Chung Hing Sou – Family Portrait

chung-hing-suo-portrait
“Portrait of Chung Hing Sou family,” ca. 1920, Chinese Exclusion Act case files, RG 85, National Archives-Seattle, Chung Hing Sou (William) case file, Seattle, Box 1377, Case 41093/4-2.

Front row: Ah Jung (Chung Hing Jung b.1917), Hom Shee (mother, b. ca. 1872), Chung Don Poy (father, b. ca. 1850), Ah May (Chung Yut May b. 1913), Ah Joon (Chung Hing June b. ca. 1882), Chung Yut Sim (Rosie Chung b. 1900)
Back Row: Ah Lun (Chung Hing Lun b. 1909), Ah Ming (Chung Yoot Ming or Pansy b. 1902), Ah See (Chung Hing See b. 1907), Ah Hom (Chung Hing Hom b. 1904), Ah Fay (Chung Hing Fay b. 1895), Ah Sou (Chung Hing Sou b. 1893), Ah Ngo (Chung Sou Ngo or Violet Chung, b. 1897).
[Certified copies of Oregon birth certificates were presented for all the children except Ah Joon. They were all born in Portland.)
In 1922 Chung Hing Sou was applying for a Native’s Return Certificate. We wanted to visit China, get married, and bring his bride back to his home in Portland, Oregon.
Chung Hing Sou produced a certified copy of his Oregon birth certificate for proof of his citizenship. He was born on 16 August 1893 but the certificate was not filed until 13 October 1921 so he was required to show more evidence of his birth.
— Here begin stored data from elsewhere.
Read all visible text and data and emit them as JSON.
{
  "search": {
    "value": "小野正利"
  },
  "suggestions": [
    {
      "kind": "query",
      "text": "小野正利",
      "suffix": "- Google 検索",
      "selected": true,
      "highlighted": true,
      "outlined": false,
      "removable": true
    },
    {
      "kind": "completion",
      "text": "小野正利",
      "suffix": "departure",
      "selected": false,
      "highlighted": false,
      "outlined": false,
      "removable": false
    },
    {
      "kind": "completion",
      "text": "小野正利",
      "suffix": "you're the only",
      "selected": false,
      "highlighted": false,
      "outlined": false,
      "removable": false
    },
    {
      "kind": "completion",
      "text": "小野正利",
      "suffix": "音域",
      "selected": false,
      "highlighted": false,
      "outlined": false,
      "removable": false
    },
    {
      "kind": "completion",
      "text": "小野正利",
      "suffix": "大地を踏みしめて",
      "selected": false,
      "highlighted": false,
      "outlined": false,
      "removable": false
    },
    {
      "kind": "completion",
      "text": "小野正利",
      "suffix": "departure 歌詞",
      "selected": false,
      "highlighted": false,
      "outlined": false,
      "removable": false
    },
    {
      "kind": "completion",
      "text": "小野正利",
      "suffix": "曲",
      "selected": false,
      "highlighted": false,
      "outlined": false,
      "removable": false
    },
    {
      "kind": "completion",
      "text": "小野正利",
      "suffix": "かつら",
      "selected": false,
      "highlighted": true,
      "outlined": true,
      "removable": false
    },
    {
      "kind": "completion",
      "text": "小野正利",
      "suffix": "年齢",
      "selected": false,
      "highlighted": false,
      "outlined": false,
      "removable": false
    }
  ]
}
His parents, several of his siblings and two Caucasian witnesses testified in his favor.

Hom Shee, Chung Hing Sou’s mother, age 50, testified that she came to Portland from China as a merchant’s wife when she was 20 years old. She and Chung Don Poy had eleven children together; ten were living.
Chung Don Poy testified that he had been married twice. Ah Joon (Chung Hing June) was his son from his first wife who died in China. Chung Don Poy was a merchant at Yuen Hop Company, Quon Yee Yick Company and the Gum On Wo Company before he retired.
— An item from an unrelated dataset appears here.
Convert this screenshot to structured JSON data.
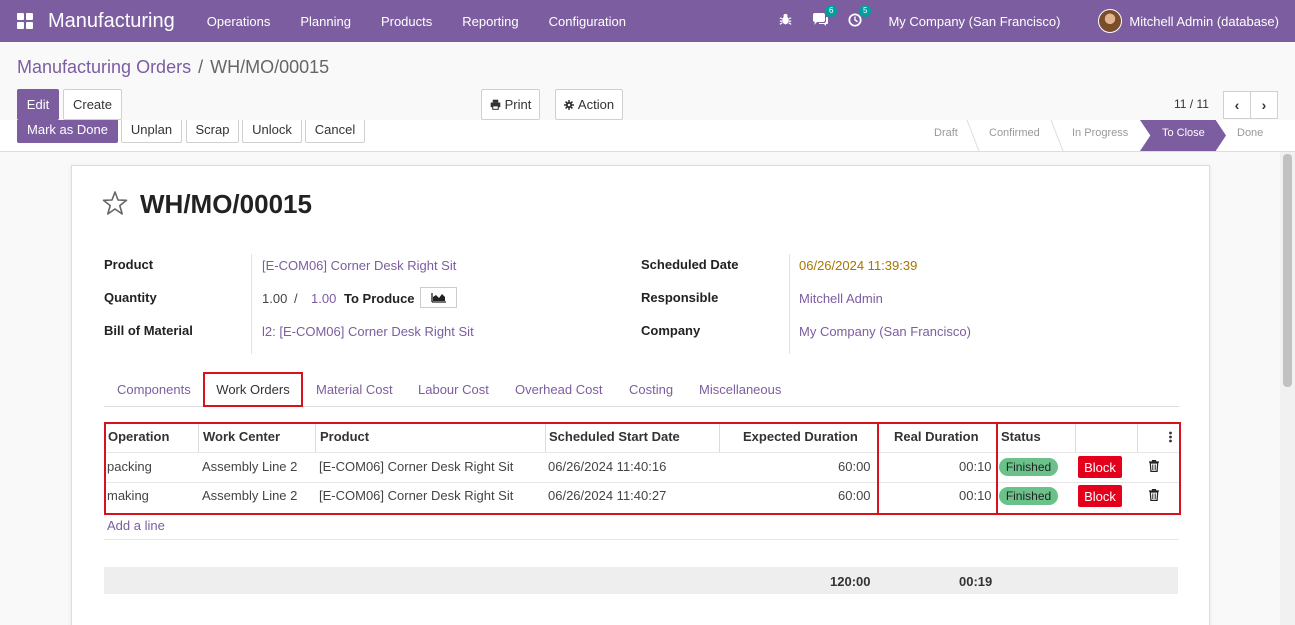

Chung Hing Sou was known as William or Willie Chung to White people. As a child he attended Park School (later known as Ladd School). His teachers were Mrs. Sloane and Ella Ross. His report cards were used as proof of his attendance. He lived in Montana for a couple of years and registered for the draft in Flathead County in 1918. He and his brother Chung Fay were supporting the family so they were classified as Class 3B. He was a registered voter and voted in Montana once and two or three times in Portland.
William Chung’s half-brother, Chung Hing June, was a farmer in Cherryville, Clackamas County, Oregon.
(William or Willie) Chung Hing Sou’s Caucasian witnesses were George W. Wilson, a lawyer, and L. A. Pike. Wilson knew the Chung family for many years. He first met Willie about 1905 after the World’s Fair in Judge O’Day’s office. The family was purchasing a home on Lake Street. Although Willie Chung was a minor, the deed was taken out by him because he was an American citizen. About 1914 Wilson sold a house and lot at 527 Greenwood Avenue to the Chung family and William signed the deed.
The other Caucasian witness, L.A. Pike, was a Deputy Collector of Customs in Portland and worked for the Customs’ Service for thirty-one years. He was well acquainted with the parents in the family portrait and knew William and most of the other children.
H. W. Cunningham, Chinese and Immigrant Inspection recommended that Chung Hing Sou be adjudicated as a genuine native-born citizen of the United States and Chung’s application was favorable recommended by R. Bonham, Inspector in Charge.